Wenige Seiten später trifft die moralinsaure Empörung der tugendhaften Bürger bereits ihr nächstes Ziel: Den Sündenpfuhl der feiernden Skifahrer in Uschpl. Für diesen bekannten Skiort sehr ungünstigerweise ließen sich einige Infektionen hierzulande (vor allem hier im Süden) auf dort zurückzuführen. Natürlich ist sich unsere hochgeschätzte Tageszeitung nicht zu schade, angesichts dieses Skandals 1. ein „Ballermann im Schnee“-ähnliches „Party und Sauf – Bild“ aus den Archiven zu holen, abzudrucken und 2. es dann noch mit „Schlimme Bilder aus Uschpl“ zu untertiteln. Wie praktisch, dass es mit den feiernden Skifahrern direkt zwei beneidete und daher suspekte Gruppen in Personalunion trifft: Menschen, die sich zum einen so einen Urlaub leisten können (oder es einfach tun!) - während wir hier vernünftigerweise unsere Raten fürs Eigenheim abstottern und uns solche Extravaganzen nicht gönnen, wo kämen wir denn da hin?! Und zum anderen feiern die auch noch in ausgelassener und völlig unbeherrschter Weise, was sich das brave Bürgerlein ja nicht trauen kann, weil es viel zu peinlich ist. Und überhaupt, was sollen die Nachbarn denken? Ja, wie praktisch, dass Rocona und die Meinungsmache der hiesigen Zeitung einem jetzt mal so einen richtig guten und richtig richtigen Grund gibt, über diese Menschen vom Leder zu ziehen!

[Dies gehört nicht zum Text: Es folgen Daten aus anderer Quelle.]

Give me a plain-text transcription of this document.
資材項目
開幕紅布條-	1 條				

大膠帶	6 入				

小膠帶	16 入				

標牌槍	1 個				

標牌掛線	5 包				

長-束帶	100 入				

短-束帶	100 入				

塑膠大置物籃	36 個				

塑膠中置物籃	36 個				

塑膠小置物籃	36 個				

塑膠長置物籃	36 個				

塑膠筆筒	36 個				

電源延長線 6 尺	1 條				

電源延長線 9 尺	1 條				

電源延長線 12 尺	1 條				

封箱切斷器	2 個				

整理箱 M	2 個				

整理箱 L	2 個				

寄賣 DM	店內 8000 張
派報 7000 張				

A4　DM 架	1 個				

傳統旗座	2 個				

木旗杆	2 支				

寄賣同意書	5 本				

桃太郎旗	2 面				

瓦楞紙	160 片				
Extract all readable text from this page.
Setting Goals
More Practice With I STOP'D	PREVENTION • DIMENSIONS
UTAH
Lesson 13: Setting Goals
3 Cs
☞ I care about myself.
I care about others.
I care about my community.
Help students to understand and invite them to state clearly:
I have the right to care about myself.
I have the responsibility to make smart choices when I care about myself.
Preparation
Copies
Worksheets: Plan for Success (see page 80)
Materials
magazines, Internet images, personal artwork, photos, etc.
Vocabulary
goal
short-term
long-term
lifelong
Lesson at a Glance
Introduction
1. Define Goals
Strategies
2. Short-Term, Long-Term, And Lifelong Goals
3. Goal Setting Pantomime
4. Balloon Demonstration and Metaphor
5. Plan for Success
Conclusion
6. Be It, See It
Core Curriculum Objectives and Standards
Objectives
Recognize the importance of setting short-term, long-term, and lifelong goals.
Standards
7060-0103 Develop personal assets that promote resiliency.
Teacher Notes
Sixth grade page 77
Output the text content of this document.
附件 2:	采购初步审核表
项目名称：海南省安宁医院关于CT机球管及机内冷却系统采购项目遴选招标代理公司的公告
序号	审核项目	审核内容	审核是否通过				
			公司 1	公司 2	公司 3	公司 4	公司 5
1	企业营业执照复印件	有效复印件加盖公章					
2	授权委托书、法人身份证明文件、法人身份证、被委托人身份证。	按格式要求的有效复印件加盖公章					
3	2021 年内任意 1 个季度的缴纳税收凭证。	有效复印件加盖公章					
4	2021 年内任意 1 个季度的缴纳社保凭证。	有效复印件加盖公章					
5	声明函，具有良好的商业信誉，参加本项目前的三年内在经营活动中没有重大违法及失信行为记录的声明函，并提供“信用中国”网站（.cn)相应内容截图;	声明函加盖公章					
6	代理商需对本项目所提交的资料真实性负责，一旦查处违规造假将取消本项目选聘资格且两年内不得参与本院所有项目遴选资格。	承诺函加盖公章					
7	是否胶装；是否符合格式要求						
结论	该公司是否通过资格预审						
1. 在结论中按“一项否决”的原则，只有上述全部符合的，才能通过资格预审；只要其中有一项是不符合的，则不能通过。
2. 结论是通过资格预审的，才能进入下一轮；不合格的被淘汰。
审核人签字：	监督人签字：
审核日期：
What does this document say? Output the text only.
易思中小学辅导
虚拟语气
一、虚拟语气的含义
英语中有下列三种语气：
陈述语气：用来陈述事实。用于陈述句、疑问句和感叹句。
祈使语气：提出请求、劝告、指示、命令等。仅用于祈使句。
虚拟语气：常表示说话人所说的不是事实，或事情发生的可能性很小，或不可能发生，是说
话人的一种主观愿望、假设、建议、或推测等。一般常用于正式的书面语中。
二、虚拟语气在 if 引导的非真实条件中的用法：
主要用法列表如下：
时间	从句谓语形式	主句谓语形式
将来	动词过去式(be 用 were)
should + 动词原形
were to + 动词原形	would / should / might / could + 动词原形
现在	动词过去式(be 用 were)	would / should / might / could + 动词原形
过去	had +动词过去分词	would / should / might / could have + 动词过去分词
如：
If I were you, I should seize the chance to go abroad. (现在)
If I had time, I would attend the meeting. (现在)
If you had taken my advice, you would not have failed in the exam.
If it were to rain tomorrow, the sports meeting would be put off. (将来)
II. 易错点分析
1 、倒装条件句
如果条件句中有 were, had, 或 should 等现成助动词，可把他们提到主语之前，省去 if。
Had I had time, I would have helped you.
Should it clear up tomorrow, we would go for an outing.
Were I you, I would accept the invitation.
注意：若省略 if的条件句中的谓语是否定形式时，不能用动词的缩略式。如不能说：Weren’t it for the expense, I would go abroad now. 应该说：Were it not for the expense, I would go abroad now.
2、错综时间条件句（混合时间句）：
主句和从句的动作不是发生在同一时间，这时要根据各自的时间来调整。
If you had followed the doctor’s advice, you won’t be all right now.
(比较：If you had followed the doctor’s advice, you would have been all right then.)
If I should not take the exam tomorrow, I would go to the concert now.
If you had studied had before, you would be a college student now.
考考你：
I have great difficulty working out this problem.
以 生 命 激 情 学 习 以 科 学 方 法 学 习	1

Mal ehrlich: soll ich mir diesen schlechten Trip wirklich noch 52 Tage lang geben?
Tag 19
Die Leute scheinen irgendwie alle massig Zeit zu haben. Und niemanden (oder einer Minderheit) scheint es einzufallen sich einfach mal vom entschleunigten (nächster Unwort-Favorit!!!) Alltag zu entspannen: Nachdem nach 3 Tagen Home Office und schulfrei die Recyclinghöfe erst überquollen und dann schließen mussten, scheint nun in den Haushalten Platz für neues zu sein. Und da die Baumärkte praktischerweise offen haben (systemrelevant und so) und, wie ich mir habe berichten lassen, echt voll zu sein scheinen, gibt es nun einen neuen Self-made6-Möbel-Trend: die Palettenmöbel. Überall über WhatsUpp werden die selbstgezimmerten buntbemalten Sofas, Stühle und Betten stolz gezeigt. Selbstkritisch frage ich mich, ob die Ursache meines inneren höchst ätzenden Spotts für diese neue Unsitte in Wirklichkeit Neid sein mag – Neid auf das Handwerksgeschick meiner Freunde und Bekannten, auf deren freie Zeit, Muße, Kooperativität in der Familie beim Zusammenbau.?! Und komme zum Ergebnis: nö, eigentlich nicht, diese ABM-Maßnahmen sind im Zeitalter von IKEA und anderen Zusammensteckmöbelhäusern wirklich völlig sinnbefreit und lenken von den eigentlichen Problemen ab. Sorry, liebe Freunde, aber ist halt so.